Snapchat, l’application qui permet d’échanger des photos, vidéos, dessins et textes qui s’effacent dès qu’ils ont été visualisés par leur destinataire, vaudrait aujourd’hui quelque dix milliards de dollars si l’on en croit les rumeurs. Facebook aurait offert l’an dernier trois milliards de dollars pour acquérir la startup, mais aurait essuyé un refus, Google aurait mis quatre milliards sur la table en novembre, pour être également éconduit, et l’on dit que des discussions en cours avec différents investisseurs dont le géant asiatique du Net Alibaba valoriseraient l’entreprise à un prix supérieur à dix milliards de dollars. Adopté notamment par les plus jeunes adeptes des réseaux sociaux, qui ont compris que l’on risque de compromettre ses perspectives d’emploi si l’on laisse des traces problématiques sur les réseaux classiques, Snapchat est aujourd’hui le troisième réseau auprès de la génération dite « millennial », âgée de 18 à 34 ans, avec une pénétration de 32,9 pour cent sur leurs smartphones contre 43,1 pour cent pour Instagram et 75,6 pour cent pour Facebook.
Même si en l’absence d’une cotation boursière il est impossible de confirmer la valorisation attribuée à Snapchat, le symbole est évidemment très fort : voilà une startup créée il y un peu plus de trois ans, au produit éminemment évanescent, qui a fait de l’éphémère son modèle d’affaires et qui n’a pas un cent de revenus, mais qui vaut davantage que bon nombre d’entreprises traditionnelles qui sont cotées en bourse depuis des lustres, qui réalisent des bénéfices sonnants et trébuchants et qui emploient des milliers d’employés. Et Snapchat n’est pas seul dans ce cas, même s’il reste rare que les jeunes pousses passent le cap des dix milliards de dollars de valeur estimée. A côté de Snapchat, on trouve également dans le club des valorisations à plus de dix milliards de dollars AirBnB, Dropbox et Uber.

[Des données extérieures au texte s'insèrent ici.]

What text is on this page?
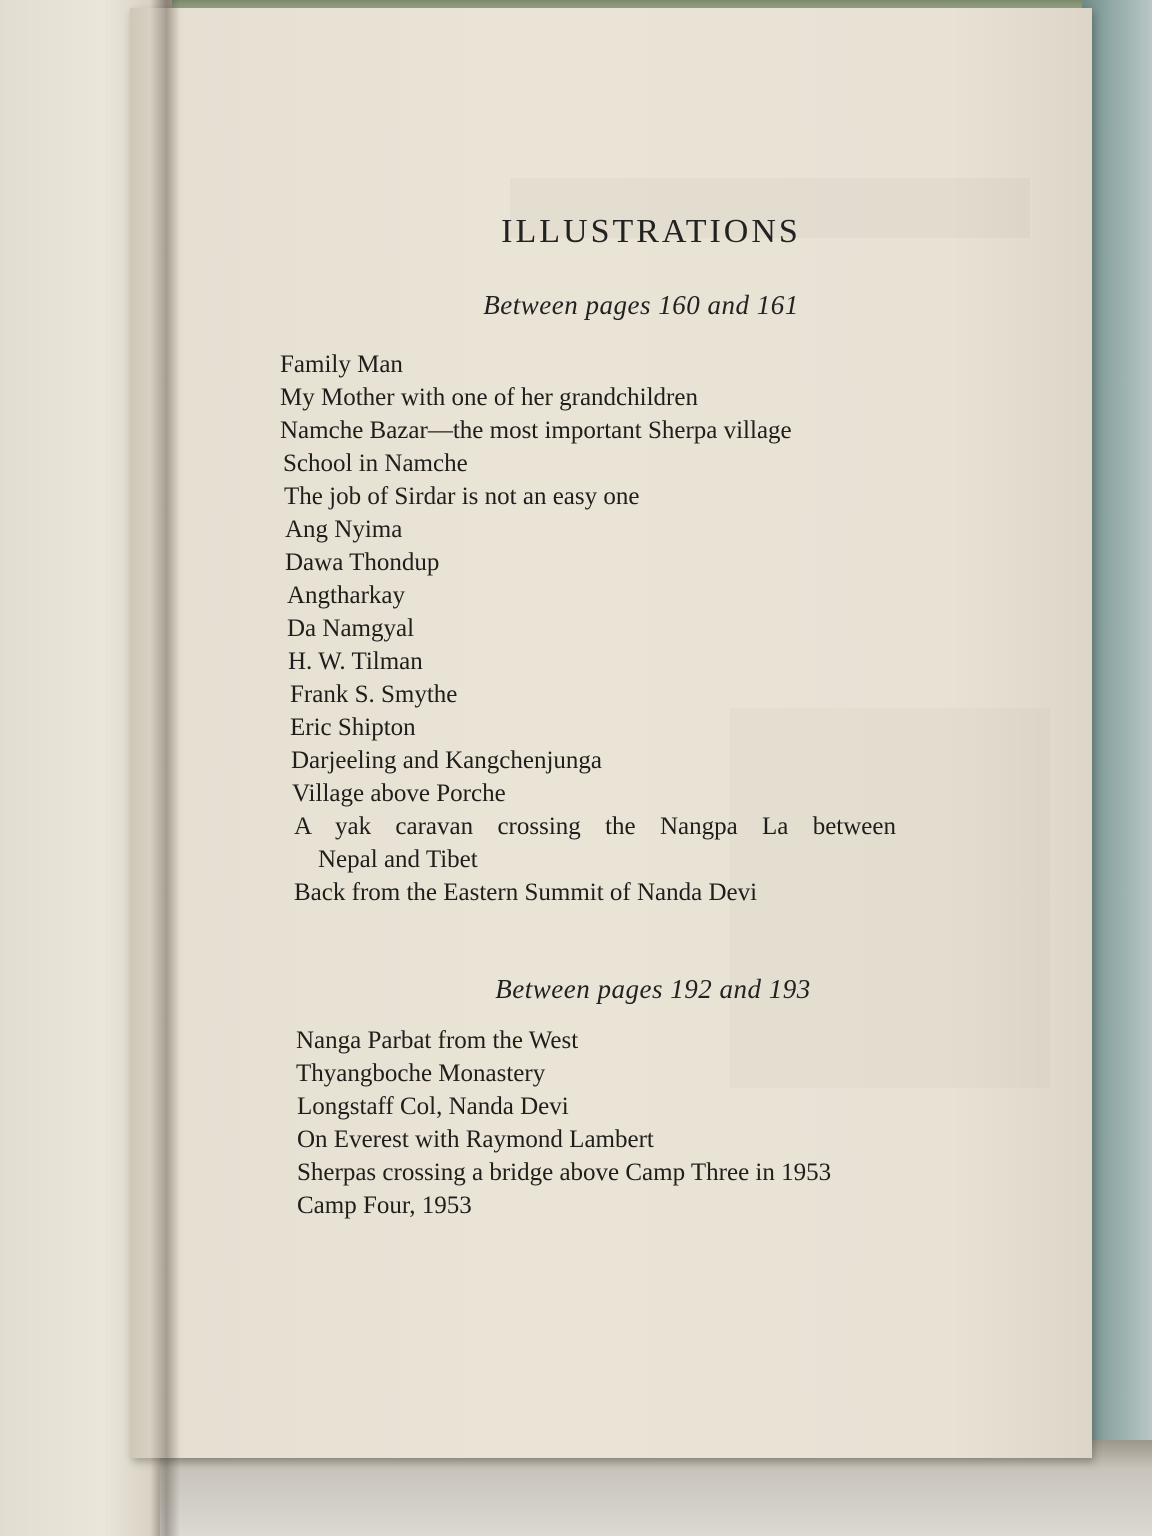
ILLUSTRATIONS
Between pages 160 and 161
Family Man
My Mother with one of her grandchildren
Namche Bazar—the most important Sherpa village
School in Namche
The job of Sirdar is not an easy one
Ang Nyima
Dawa Thondup
Angtharkay
Da Namgyal
H. W. Tilman
Frank S. Smythe
Eric Shipton
Darjeeling and Kangchenjunga
Village above Porche
A yak caravan crossing the Nangpa La between
Nepal and Tibet
Back from the Eastern Summit of Nanda Devi
Between pages 192 and 193
Nanga Parbat from the West
Thyangboche Monastery
Longstaff Col, Nanda Devi
On Everest with Raymond Lambert
Sherpas crossing a bridge above Camp Three in 1953
Camp Four, 1953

Mais en-deçà de ces niveaux, jour après jour, les startups technologiques qui sont identifiées comme présentant un potentiel important lèvent aussi facilement des dizaines de millions de dollars auprès des « venture-capitalists » même si elles sont encore embryonnaires et ne génèrent encore aucun chiffre d’affaires. Au total, Snapchat a levé depuis sa création 163 millions de dollars de fonds.
Pour rester dans le domaine de l’image, il est tentant de comparer Snapchat à Kodak. Créée en 1888 par George Eastman, le nom de l’entreprise est pratiquement devenu au XXe siècle synonyme de photo – avant que la vénérable firme ne rate le virage du numérique et ne s’effondre. Au moment où elle a été placée en faillite, il y a trois ans, l’entreprise représentait une valorisation boursière d’à peine 2,35 milliards de dollars alors qu’elle employait quelque 8 000 personnes, à mettre en regard des deux ou trois douzaines de programmeurs qui produisent le code de Snapchat.
Mais même si l’on compare Snapchat à une entreprise bien portante comme Gemalto, l’écart de valorisation est remarquable. Leader des solutions pour cartes bancaires, basé aux Pays-Bas, Gemalto emploie quelque 10 000 personnes dans le monde. L’entreprise, qui fait partie de l’index AEX de la bourse d’Amsterdam, a réalisé un bénéfice net de 201 millions d’euros en 2012, de 258 millions d’euros en 2013 et représente une valorisation boursière de 6,4 milliards d’euros.
Face à de tels écarts, il est tentant de parler de bulle techno et de mettre en avant le risque d’un effondrement brutal. Mais les cris de Cassandre n’empêchent pas les jeunes pousses technologiques de continuer de séduire les investisseurs, transformant en milliards de dollars les publics qu’elles arrivent à fidéliser même si leurs comptes restent obstinément dans le rouge ou si l’on ignore tout de leur comptabilité.